Corporate fleet managers could make significant cost savings and cut millions of tonnes of emissions by taking advantage of more efficient technologies and techniques, according to a new report.

Corporate fleet managers could make significant cost savings and cut millions of tonnes of emissions by taking advantage of more efficient technologies and techniques, according to a new report. 

The report, ‘Saving Fuel, Saving Costs’, was commissioned by Greenpeace, which has used the findings to argue that corporate fleet managers “have more power over the composition of our atmosphere than most politicians, or even most oil executives”.

The statement stems from the fact that fleet operators are responsible for half of new car purchases in Europe and therefore have a significant role in the makeup of Europe’s road transport fleet, which is responsible for nearly a fifth of the continent’s greenhouse gas emissions.

The impact of fleet management decisions is also heightened further by the fact that the majority of company vehicles are sold into the second-hand market when replaced.

Potential savings

The report reveals that in 2012 corporate fleets in the EU burnt 123 billion litres of fuel – costing some €200 billion (£142 billion) – but adds that there are a number of measures that can be taken to reduce fuel costs by around €28 billion (£20 billion), including:

  • Eco-driving: training in road behaviour and driving techniques
  • Retro-fitting: adding aerodynamic features, better tyres, weight reduction and other improvements to existing fleets
  • Switching: replacing conventional internal combustion powered vehicles with electric or hybrid versions, trains or freight transport.

‘Surprising power’

Barbara Stoll, senior climate campaigner at Greenpeace, said: “Fleet managers have a surprising amount of power over all of our futures, and with the rapid progress being made in clean tech, they can use that power for good, and on a grand scale.”

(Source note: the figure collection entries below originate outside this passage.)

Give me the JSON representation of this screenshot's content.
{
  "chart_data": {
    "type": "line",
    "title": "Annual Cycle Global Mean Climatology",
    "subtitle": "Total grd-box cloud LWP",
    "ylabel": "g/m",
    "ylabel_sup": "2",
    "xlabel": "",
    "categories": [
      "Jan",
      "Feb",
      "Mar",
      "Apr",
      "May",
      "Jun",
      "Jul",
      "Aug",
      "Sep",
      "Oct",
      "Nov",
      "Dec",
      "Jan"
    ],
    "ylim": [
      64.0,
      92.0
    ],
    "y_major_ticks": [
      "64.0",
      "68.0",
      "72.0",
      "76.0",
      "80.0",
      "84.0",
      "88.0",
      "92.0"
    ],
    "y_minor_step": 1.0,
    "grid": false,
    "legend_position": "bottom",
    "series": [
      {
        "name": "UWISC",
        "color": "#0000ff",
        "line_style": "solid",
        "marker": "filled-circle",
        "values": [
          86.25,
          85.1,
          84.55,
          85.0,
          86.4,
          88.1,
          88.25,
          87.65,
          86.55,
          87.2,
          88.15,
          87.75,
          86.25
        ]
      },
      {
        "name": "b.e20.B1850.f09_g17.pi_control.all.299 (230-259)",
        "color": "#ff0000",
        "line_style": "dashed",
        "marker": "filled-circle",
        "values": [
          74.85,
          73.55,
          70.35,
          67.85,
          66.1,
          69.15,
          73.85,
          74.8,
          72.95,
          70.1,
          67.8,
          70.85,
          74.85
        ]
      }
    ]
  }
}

Andy Eastlake, managing director of the Low Carbon Vehicle Partnership (LowCVP) said the report “highlights the wide range of technical and operational opportunities for businesses to improve both their carbon footprint as well as their bottom line”.

“In the UK, 90% of new vans and over half of all new cars were bought by companies in 2014. Combine this with the fact that, on average, company cars travel more than twice the miles of private cars and it’s clear that the fleet sector is responsible for most of road transport’s impact on climate change”, he added.

Van guide

To complement the report, LowCVP has launched a ‘Low Emission Van Hub’ to help van operators reduce costs and emissions, including an online calculator to compare the performance of different van technologies for different circumstances. 

LowCVP’s analysis suggests that choosing the right van can save a business some £18,000 over the vehicle’s lifespan.

Case study

Royal Mail is one example of a company that is increasingly focusing on fuel efficiency across its road fleet, as evidenced in its recently published annual Corporate Responsibility Report.

According to its report, Royal Mail is adding aerodynamic roof deflectors to its standard specification for all HGVs, which could reduce fuel consumption by 3-5 per cent; rolling out ‘telemetry’ road behaviour technology to several vehicle categories, saving 6-10 per cent on fuel bills; and is exploring the commercial feasibility of zero emission vehicles.